The ecosystem is – and will continue to be – tested to its limits. Let’s keep looking at Gensesis, a key figure in the lending space. One of their partners is Gemini, for whom they provide this performance service. So Gemini, the exchange run by the identical twins everyone loves, Tyler and Cameron Winklevoss (I wonder if Cameron is irritated that Tyler always appears first), has people worried.
A few hours after the Genesis announcement, Gemini then issued a statement saying that revenue withdrawals had been suspended. Inevitable.
“We are working with the Genesis team to help customers withdraw their Earn funds as soon as possible. We will provide more information in the coming days,” said Gemini.
1/6 We are aware that Genesis Global Capital, LLC (Genesis) – the lending partner of the Earn program – has paused withdrawals and will not be able to meet client refunds within the 5 business day service level agreement (SLA).
– Gemini (@Gemini). November 16, 2022
Companies join BlockFi in suspending withdrawals, another cryptocurrency lender in desperate mode following the collapse of FTX. The company is reportedly ready to lay off workers and file for bankruptcy.
The difference between this and Sam’s products.
However, there is a big difference between what is going on at all of these companies and FTX. Of course, all the companies employ reckless risk management, a total lack of diversification and have contributed to all this chaos.
As Sam said in one of his stream tweet threads (which only served to pour gasoline on this whole fire), “this risk was correlated – with the other collateral and with the platform. And then the crash happened…and at the same time, there was a race to retreat.”
Which, you know, shouldn’t take a rocket scientist to figure out. Cryptocurrencies are immensely correlated and extraordinarily volatile. So when you’re 100% invested in crypto, it shouldn’t be a surprise when those red days come.
That’s exactly what happened with BlockFi, Gemini Earn and all those products. You know, like what happened with Voyager Digital, Celsius and all the other cowboy companies that promised customers returns in exchange for their assets.
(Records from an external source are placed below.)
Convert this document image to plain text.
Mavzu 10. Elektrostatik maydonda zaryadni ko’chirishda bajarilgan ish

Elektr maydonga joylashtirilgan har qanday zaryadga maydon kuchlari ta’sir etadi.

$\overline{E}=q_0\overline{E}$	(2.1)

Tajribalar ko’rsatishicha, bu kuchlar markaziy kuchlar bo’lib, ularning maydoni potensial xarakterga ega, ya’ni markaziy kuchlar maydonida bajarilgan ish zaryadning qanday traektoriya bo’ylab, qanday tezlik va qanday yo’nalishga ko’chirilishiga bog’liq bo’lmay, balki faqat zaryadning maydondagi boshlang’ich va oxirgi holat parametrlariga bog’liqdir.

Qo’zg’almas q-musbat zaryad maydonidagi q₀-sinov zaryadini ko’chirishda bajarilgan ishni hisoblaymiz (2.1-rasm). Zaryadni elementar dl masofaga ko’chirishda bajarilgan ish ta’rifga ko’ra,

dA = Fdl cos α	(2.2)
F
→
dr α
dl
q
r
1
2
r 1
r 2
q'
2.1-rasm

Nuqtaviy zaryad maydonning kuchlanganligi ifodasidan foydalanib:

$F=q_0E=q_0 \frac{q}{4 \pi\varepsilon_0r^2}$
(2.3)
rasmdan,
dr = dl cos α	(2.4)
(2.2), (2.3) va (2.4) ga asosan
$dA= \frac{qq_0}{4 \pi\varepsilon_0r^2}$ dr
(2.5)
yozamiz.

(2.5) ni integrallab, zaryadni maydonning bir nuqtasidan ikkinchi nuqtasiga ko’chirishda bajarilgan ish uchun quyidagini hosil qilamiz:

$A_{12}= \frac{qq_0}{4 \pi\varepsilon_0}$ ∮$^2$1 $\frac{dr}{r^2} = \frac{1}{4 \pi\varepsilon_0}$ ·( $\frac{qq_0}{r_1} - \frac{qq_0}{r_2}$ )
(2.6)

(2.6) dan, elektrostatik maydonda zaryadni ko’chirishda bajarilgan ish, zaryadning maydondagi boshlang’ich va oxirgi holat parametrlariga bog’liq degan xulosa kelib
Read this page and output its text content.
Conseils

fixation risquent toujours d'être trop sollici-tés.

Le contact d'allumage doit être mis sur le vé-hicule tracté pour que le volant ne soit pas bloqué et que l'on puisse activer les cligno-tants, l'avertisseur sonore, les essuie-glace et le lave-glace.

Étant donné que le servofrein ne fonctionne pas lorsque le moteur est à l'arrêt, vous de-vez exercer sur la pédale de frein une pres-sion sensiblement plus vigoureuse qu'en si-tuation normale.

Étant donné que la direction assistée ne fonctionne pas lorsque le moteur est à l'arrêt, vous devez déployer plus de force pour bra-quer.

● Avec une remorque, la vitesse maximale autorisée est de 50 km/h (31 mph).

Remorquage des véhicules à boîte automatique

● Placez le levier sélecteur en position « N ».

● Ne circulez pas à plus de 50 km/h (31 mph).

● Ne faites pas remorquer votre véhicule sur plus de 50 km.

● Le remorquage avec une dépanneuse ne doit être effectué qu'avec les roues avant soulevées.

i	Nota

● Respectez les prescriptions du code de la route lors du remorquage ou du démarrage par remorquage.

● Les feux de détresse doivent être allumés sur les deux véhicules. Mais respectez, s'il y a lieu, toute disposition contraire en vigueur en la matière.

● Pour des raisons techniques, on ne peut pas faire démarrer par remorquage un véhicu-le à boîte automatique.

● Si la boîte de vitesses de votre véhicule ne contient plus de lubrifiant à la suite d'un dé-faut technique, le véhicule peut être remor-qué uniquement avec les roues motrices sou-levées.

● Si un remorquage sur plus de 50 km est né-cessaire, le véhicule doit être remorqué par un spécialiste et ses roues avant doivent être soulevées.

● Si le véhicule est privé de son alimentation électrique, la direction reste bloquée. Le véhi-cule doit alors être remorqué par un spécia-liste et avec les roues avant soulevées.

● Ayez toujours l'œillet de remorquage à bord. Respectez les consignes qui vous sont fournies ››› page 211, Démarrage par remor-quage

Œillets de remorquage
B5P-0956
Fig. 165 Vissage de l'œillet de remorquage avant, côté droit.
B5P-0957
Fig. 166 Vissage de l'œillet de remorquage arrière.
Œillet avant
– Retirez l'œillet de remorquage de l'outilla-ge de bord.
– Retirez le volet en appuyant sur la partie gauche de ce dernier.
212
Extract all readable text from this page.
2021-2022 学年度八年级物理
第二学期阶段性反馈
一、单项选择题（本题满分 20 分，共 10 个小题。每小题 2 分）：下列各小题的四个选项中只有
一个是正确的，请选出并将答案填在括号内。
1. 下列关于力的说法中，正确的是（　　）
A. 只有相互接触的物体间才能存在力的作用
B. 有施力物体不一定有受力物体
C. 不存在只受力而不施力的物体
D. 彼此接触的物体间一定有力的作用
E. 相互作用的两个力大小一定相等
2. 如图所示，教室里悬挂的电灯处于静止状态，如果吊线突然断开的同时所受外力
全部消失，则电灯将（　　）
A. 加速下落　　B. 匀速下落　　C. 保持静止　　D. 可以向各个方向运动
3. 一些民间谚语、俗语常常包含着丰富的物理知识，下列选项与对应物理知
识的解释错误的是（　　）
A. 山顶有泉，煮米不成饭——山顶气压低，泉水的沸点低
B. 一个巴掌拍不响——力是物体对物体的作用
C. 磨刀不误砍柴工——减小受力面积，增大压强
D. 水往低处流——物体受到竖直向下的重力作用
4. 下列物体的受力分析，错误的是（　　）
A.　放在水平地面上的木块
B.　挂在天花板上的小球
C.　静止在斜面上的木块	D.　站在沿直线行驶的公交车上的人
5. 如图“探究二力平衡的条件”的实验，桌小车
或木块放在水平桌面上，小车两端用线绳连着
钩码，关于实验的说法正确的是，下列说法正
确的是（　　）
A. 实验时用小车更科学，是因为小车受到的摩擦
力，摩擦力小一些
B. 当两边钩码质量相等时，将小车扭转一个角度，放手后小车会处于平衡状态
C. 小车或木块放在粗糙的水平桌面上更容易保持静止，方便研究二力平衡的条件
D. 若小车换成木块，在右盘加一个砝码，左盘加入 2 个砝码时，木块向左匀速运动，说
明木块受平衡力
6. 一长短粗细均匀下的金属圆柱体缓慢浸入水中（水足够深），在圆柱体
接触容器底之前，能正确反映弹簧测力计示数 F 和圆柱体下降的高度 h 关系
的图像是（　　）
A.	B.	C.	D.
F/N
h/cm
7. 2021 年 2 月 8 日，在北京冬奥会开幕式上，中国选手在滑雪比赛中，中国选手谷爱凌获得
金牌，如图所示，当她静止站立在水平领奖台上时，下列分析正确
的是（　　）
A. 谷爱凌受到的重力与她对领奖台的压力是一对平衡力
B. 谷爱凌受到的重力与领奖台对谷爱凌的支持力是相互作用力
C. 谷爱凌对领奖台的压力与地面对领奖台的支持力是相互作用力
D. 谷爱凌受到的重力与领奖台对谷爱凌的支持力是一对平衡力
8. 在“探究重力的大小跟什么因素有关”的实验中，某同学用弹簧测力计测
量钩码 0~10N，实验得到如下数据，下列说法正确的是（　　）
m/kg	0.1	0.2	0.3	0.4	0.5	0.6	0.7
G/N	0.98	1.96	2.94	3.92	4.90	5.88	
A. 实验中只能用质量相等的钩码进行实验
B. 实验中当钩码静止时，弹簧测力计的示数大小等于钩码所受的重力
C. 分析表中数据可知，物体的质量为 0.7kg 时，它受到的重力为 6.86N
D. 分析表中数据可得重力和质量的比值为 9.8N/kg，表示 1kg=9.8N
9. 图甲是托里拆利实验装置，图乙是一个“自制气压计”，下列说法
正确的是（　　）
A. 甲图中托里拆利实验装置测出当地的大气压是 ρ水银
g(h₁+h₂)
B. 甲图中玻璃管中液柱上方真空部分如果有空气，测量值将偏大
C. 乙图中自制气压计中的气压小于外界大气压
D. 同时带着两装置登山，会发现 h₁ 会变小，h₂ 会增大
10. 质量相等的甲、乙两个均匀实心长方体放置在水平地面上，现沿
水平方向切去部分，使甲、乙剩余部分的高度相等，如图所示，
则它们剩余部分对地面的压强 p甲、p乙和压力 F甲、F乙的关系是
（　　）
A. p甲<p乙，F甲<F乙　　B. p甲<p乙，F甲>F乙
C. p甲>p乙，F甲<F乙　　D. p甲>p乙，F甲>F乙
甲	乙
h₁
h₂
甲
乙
Right now, people know that these platforms are risky. They know that every penny invested is vulnerable to a disappearing act.
But FTX was not one of those platforms. FTX was an exchange. So what, Sam. How can an entity that is not a bank suffer a bank run? I still say FTX was an exchange because it is vitally important. Customers have to deposit money on the exchanges, before they leave it in cash or buy cryptoassets. Then, when they need to withdraw, it should be… there.
The exchange should make money from trading fees, deposit fees, etc. It should not act like a fractional reserve bank, sending deposits to its sister trading firm, then gambling with them.
Maybe customers knew what was going on at BlockFi and the band, but with FTX they didn’t. And that’s why people are so angry. That’s also why it looks like fraud (although I have no idea about the laws. My gut instinct is that Sam was smart enough to avoid direct violations, but who knows).
What happens next?
8 billion in cash doesn’t disappear into thin air without some problems. Genesis is one of the big ones, but there will be more. That’s why I’m surprised bitcoin has held up relatively well.
The pain won’t end there, as I mentioned in my post yesterday: not only is this a huge money grab, but Bankman-Fried had his hands on a lot of companies.
For anyone still in performance-generating products, I would be very scared. To me, once Terra collapsed, these platforms had a risk-reward profile that I just couldn’t justify. Sure, they can say they’re good, but the management teams at Celsius, BlockFi and all the others said so too. The most important thing to quell a banking panic is to keep the panic to a minimum, everyone knows that.
Is it worth risking all your wealth for the return, whether it’s 4%, 5% or 10%? This is no longer a purely bullish economy. This is a very real bear market as capital in the cryptocurrency space flees faster than ever.
So let me ask again – is this return really worth it?